Daughters of the American Revolution unveil marker
NATCHEZ — Sharon Nettles was understandably relieved when the covering on the memorial marker was removed Friday at Rosalie.
For almost six years, Nettles has waited for the day the Mississippi State Society of Daughters of the American Revolution could properly honor the people buried in the Rosalie Cemetery, and finally all the work and waiting paid off.
A marker was placed in the Rosalie Cemetery to recognize the 25 burial plots that were discovered in the area in 1999 during the Natchez Bluff Stabilization Project.
“Today a dream was fulfilled,” Nettles said. “Our mission to preserve and honor our history was fulfilled with this unveiling.”
Nettles, the chairman of development for the Rosalie Governing Board and a past state regent of the MSSDAR, worked during her stint as state regent and a few years more to have the marker approved, delivered and installed. The process, she said, was very detailed and frustrating at times.
“The marker sat on a truck in Georgia for nearly a month because of all the weather,” she said.
Friday, all the waiting ended when the marker, placed in the Patricia Walton Shelby Bicentennial Garden, was officially dedicated.
The ceremony brought closure to an 11-year-old project.
After the graves were uncovered in 1999, four of the bodies were sent for archaeological study. Through that research, it was determined the bodies were those of two adult men, one adult woman and a small child likely under the age of 2. The study also determined that all of the bodies were of western European decent.

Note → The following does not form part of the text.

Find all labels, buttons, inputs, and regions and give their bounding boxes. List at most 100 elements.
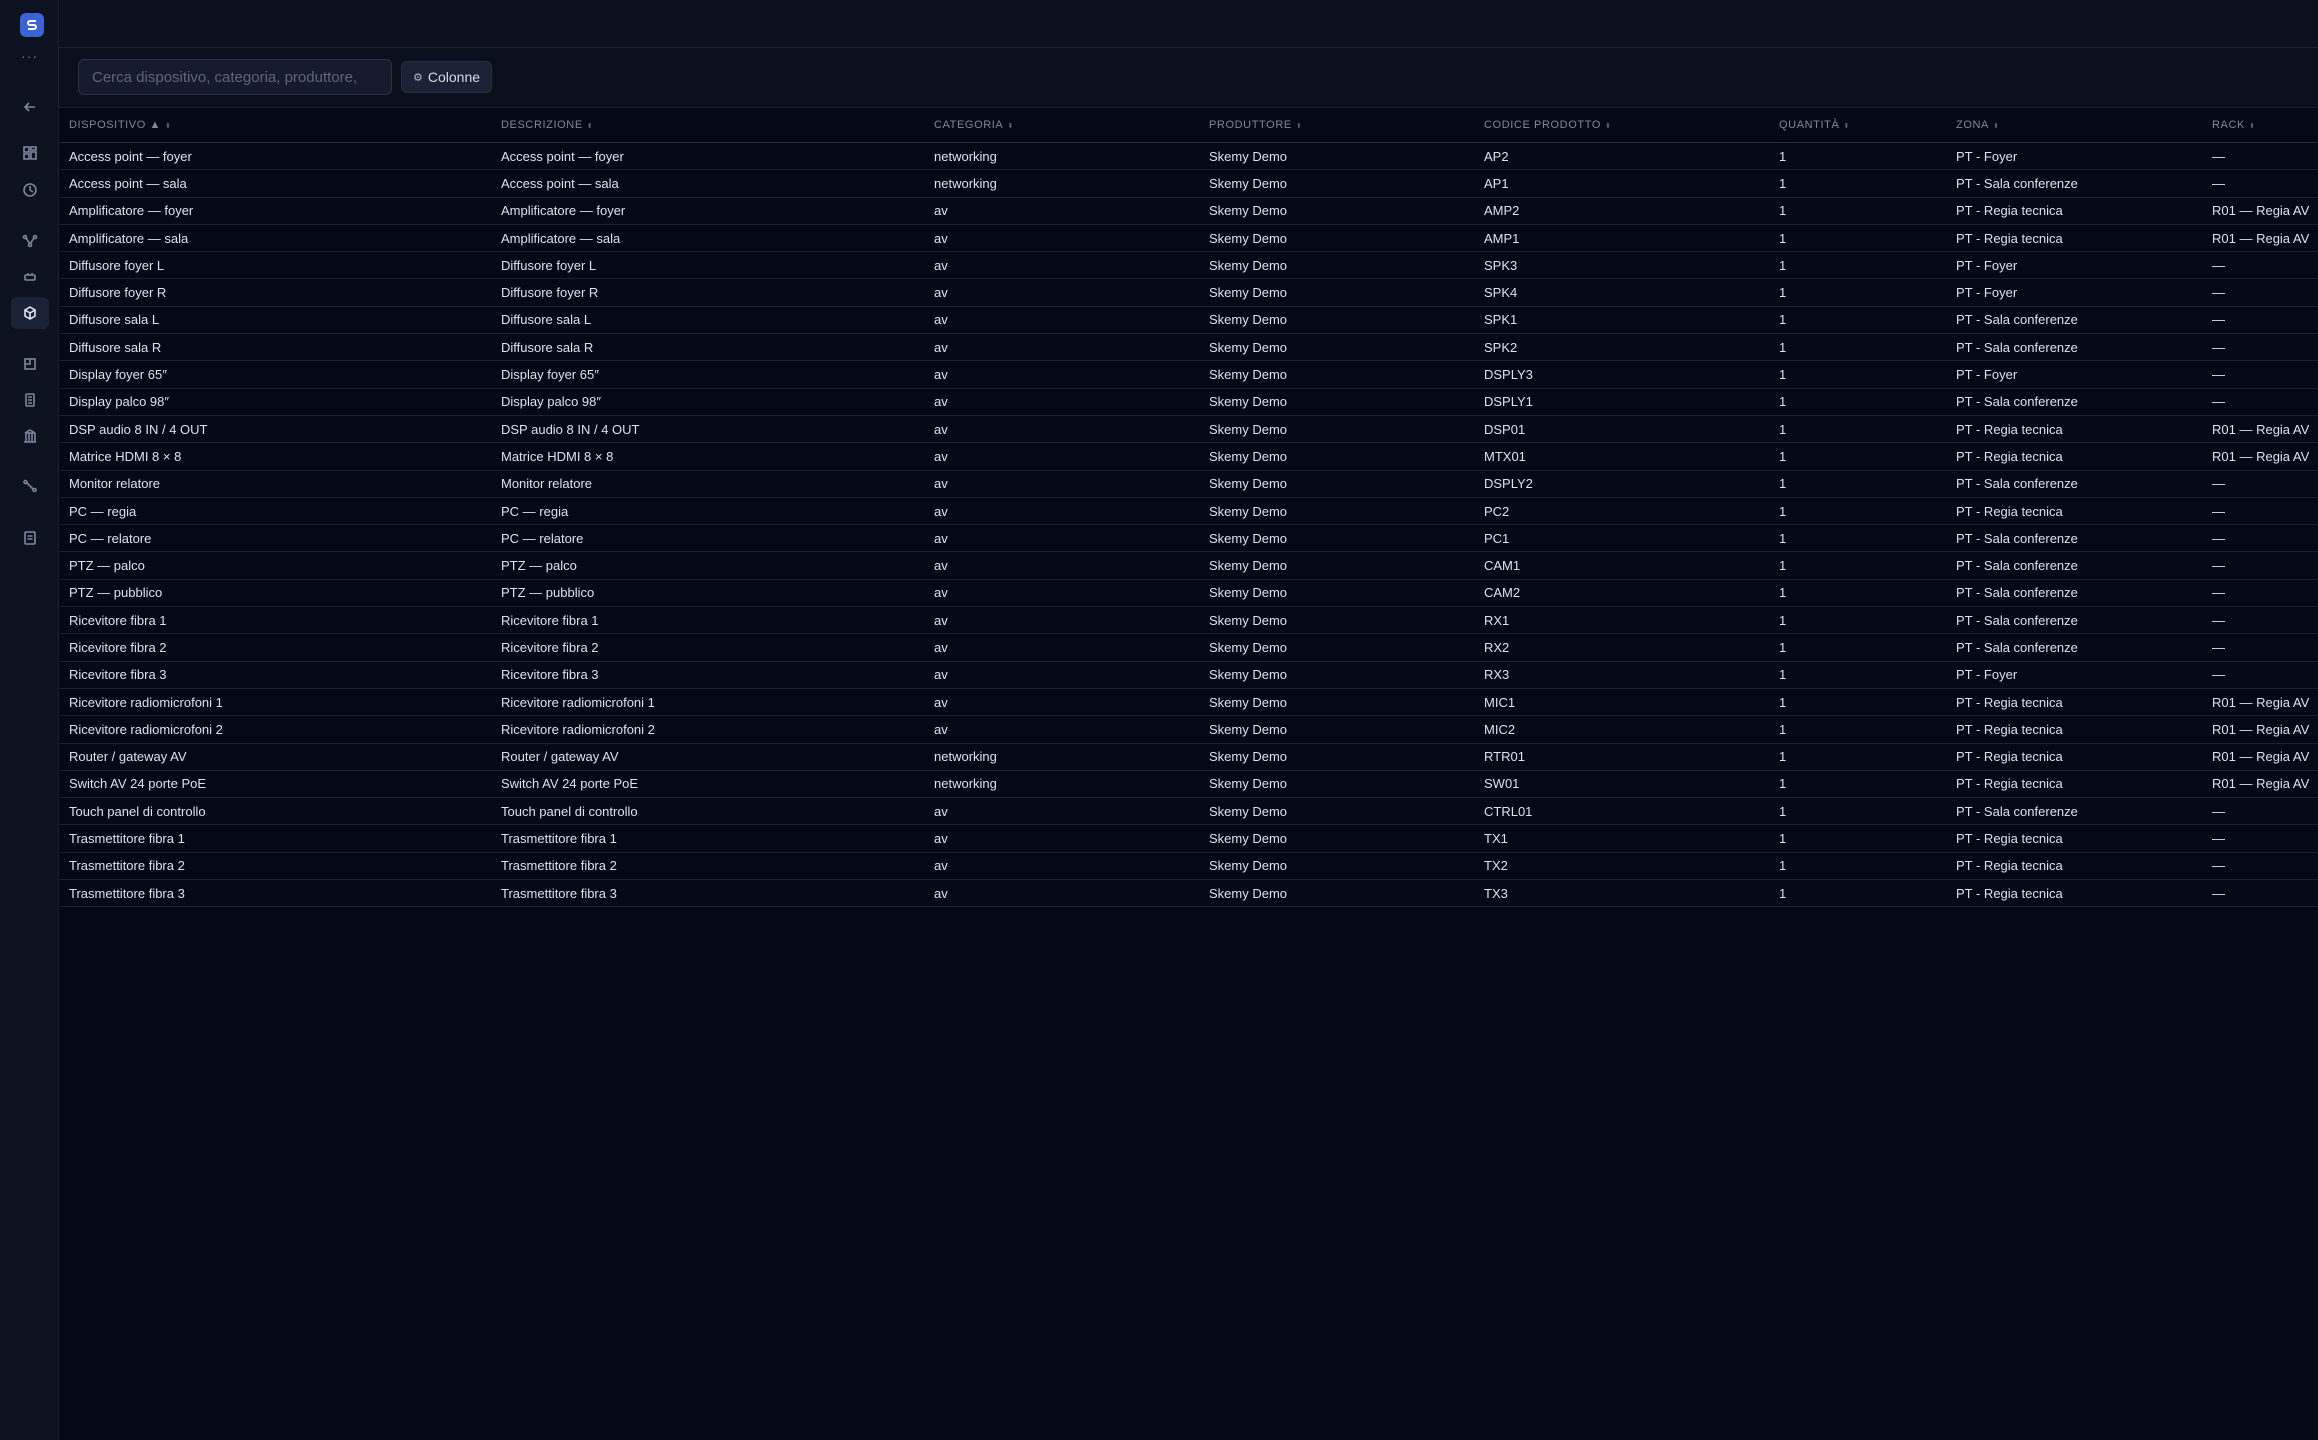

The four bodies that were disinterred for the study were re-buried in an area close to their original burial site in 2004.
“We may never know who these early settlers were, but we do know that this site has been placed in our care,” Nettles said during the ceremony.
Elbert Hilliard, director emeritus of the Mississippi Department of Archives and History, said the uncovering of the site in 1999 was a shocking discovery.
“The existence of this burial place was quite surprising because of the amount of land disturbance here in the 19th and 20th century,” he said. “Without a doubt, and probably without their understanding, these four people witnessed an important part of the history of our nation.”
Nettles said the MSSDAR and the NSDAR worked for more than a decade because they felt it important to give proper closure to the people buried in the cemetery over 250 years ago.
“If it wasn’t for their courage and adventurous spirit, our nation would not be what it is today,” she said.